The butcher at the “mercado” of San Francisco. A carnivore's best friend.
“Chilpachole” Who likes shrimp? And what does this shot glass full of dark red/brown soup have to do with shrimp. Well, let me explain, as part of your “botanitas” (free snacks before your meal) at Tio Fitos, the server will come around with what looks like a diner thermus but instead of coffee coming out, a small glass of “Chilpachole” is poured. A thick bisque made from boiling mostly shrimp, arbol chili, tomatoes, epazote, guajillo peppers, garlic, onion, and lime. Also a common drink found in the cantinas, aka the true Mexican Bloody Mary - seafood style 🍤.
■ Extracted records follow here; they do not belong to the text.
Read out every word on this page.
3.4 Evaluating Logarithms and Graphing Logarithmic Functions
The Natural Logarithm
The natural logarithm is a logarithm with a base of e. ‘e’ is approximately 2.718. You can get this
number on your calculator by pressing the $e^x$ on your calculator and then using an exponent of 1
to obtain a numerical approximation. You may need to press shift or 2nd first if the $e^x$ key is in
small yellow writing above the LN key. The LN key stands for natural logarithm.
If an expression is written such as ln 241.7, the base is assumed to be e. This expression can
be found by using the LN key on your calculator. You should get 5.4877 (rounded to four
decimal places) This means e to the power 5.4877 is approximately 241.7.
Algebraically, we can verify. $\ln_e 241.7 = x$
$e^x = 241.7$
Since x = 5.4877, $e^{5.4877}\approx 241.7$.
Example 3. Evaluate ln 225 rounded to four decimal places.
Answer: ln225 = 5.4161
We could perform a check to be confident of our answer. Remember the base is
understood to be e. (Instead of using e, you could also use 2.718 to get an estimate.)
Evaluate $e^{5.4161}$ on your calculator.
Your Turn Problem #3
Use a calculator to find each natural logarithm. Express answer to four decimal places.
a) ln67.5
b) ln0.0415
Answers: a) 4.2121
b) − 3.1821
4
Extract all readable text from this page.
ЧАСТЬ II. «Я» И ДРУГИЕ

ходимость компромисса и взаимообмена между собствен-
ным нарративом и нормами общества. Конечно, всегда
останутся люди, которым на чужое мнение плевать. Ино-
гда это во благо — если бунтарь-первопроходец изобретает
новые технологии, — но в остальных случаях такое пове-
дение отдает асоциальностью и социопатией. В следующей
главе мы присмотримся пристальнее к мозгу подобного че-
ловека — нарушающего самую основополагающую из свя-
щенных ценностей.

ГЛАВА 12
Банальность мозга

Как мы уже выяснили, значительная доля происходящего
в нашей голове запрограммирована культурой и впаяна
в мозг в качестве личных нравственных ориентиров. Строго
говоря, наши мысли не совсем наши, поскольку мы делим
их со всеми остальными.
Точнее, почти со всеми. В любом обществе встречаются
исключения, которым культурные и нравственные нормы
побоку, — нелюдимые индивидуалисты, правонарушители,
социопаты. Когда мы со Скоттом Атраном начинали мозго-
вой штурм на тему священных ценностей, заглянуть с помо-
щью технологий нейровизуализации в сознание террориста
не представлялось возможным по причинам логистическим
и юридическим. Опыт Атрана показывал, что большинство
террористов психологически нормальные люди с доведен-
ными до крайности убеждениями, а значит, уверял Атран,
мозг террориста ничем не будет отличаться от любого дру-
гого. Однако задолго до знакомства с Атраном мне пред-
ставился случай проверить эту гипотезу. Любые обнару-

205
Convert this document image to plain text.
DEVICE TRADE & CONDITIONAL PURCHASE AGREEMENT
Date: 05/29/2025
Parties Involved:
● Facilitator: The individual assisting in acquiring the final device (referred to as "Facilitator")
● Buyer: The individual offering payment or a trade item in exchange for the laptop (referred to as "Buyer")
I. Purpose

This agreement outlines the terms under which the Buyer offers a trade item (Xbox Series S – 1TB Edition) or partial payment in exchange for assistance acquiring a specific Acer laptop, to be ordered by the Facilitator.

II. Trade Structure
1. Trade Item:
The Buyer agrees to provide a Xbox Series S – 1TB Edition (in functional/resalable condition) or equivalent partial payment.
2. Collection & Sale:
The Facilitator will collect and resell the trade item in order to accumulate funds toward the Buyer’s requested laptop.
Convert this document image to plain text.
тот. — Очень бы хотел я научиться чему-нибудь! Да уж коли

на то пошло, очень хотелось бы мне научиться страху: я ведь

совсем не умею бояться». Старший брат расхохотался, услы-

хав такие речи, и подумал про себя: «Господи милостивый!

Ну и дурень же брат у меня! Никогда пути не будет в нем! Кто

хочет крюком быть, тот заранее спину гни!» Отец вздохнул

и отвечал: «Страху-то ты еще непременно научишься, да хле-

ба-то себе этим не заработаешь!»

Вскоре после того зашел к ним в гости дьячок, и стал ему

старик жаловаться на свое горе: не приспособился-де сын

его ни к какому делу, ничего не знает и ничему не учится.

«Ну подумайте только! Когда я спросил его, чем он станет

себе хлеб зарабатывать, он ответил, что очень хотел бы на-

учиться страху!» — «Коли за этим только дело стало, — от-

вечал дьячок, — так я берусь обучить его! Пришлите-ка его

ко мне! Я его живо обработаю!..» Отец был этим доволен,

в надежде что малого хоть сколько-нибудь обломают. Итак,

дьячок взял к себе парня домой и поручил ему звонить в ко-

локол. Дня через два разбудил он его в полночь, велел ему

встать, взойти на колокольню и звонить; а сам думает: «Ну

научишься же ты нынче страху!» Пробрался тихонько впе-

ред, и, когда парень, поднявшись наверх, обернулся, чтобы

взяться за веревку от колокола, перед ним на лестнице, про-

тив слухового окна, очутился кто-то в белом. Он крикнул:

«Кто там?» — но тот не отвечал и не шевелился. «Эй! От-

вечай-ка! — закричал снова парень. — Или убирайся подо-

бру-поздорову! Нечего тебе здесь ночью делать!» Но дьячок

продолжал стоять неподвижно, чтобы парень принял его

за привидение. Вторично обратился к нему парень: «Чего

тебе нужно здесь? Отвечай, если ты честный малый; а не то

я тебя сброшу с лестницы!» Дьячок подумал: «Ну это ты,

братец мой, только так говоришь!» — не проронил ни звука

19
Deep in the Mexican state of Campeche you will find the mayan ruins of Edzna. One of my favorite Mayan ruins and shall I dare say I think it’s more impressive than Chichen Itza. It is extremely well preserved and gets only a trickle of visitors a day which makes for a tranquil walk through the ancient mayan past.
“Chilaquiles,” my favorite breakfast food by far! A bottom layer of lightly fried corn tortillas smothered in your choice of a red or green sauce or both if your feeling adventurous. Then on top goes a drizzle of fresh cream sauce (not sour cream) with crumbled Queso Fresco (cheese) and two fried eggs. BOOM SHAKA! Thanks "Los Abuelos Campeche" restaurant.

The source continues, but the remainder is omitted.